Mokhiber sees parallels to the Massey Energy mine disaster.
Despite the intimidation factor of taking on a politically powerful figure like Blankenship and a big company like Massey, the Pinto case sets a precedent for an underfunded, public-interest-minded prosecutor to do just that.
"The Pinto case was brought by a Republican state prosecutor in Indiana," Mokhiber notes. "He was totally outgunned for resources by Ford. He relied on law students for support. Even thought the company was ultimately found not guilty, it set an important precedent."
Another role model Mokhiber cites is Ira Reiner, who was the LA County district attorney in the early 1980s. Reiner made it a practice to open an involuntary manslaughter investigation of a company every time there was a death on the job. This resulted in many criminal prosecutions and justice for the families of dead and injured workers.

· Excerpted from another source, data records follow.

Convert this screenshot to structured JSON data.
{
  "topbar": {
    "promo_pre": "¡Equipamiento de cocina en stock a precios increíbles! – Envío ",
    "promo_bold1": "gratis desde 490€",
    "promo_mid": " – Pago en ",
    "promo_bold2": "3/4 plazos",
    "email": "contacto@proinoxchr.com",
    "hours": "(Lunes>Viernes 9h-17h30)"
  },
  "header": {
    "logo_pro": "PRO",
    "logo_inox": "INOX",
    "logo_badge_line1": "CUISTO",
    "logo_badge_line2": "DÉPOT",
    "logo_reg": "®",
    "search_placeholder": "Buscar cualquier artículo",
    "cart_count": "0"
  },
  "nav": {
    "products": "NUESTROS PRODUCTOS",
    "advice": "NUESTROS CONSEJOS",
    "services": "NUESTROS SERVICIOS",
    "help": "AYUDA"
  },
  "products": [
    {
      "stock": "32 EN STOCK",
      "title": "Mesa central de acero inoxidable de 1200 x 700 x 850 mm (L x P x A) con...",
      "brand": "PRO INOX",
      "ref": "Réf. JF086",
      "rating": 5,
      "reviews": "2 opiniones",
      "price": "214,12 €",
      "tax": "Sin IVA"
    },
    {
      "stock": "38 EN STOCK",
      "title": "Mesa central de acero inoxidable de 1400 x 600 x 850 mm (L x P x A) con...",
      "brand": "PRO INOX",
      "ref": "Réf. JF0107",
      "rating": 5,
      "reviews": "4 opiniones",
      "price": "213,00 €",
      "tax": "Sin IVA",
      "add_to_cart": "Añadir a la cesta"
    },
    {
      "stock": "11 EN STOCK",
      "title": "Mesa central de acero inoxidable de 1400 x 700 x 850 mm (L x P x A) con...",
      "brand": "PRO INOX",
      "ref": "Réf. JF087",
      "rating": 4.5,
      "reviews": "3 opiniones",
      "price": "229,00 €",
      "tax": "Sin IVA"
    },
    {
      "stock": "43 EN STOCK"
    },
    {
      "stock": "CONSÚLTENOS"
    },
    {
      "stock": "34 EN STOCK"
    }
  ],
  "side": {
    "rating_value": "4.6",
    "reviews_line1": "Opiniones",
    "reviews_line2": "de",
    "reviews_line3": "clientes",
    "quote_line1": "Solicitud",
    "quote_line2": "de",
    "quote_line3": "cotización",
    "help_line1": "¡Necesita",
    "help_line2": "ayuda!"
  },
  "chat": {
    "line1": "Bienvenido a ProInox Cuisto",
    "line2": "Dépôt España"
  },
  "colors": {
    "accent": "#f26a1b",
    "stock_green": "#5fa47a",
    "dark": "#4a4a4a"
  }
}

The current political climate might produce more Ira Reiners.
Kristen Keller, the prosecuting attorney for Raleigh County, and the only prosecutor in West Virginia who has the power to press charges in the case, recently told Corporate Crime Reporter: “If there is evidence to support a homicide prosecution, I would not hesitate to prosecute."
In the last week, several news outlets, including NPR, the Washington Post, and Reuters, have reported that a Federal criminal investigation is underway against Massey Energy.
NPR also reported that the government was looking into possible bribery of officials at the Mine Health and Safety Administration.
"Most people aren't familiar with the history of criminal prosecution for worker deaths," Mokhiber says. "There is a whole generation that has forgotten the Ford Pinto prosecution, and just thinks workers die on the job sometimes and no one is responsible"
But that is not the case "if the prosecution can make a case that Blankenship knew the situation at the mine and if it meets the legal definition of involuntary manslaughter."
Back in the 1980s, Mokhiber says, Congressman John Conyers proposed a "public endangerment" law that would have held corporate executives criminally liable if they knew of a product or process that could cause harm and failed to report it. But corporate lobbyists tied up the proposed legislation and it died.
Now is a good time for a renewed effort of that kind.
Meanwhile, prosecutors at both the federal and state level have the power to prosecute executives who have direct involvement in negligent practices by their companies that lead to worker deaths and environmental damage.
The only thing holding them back is politics. That's where the renewed social movement comes in.
Ruth Conniff is the political editor of The Progressive magazine.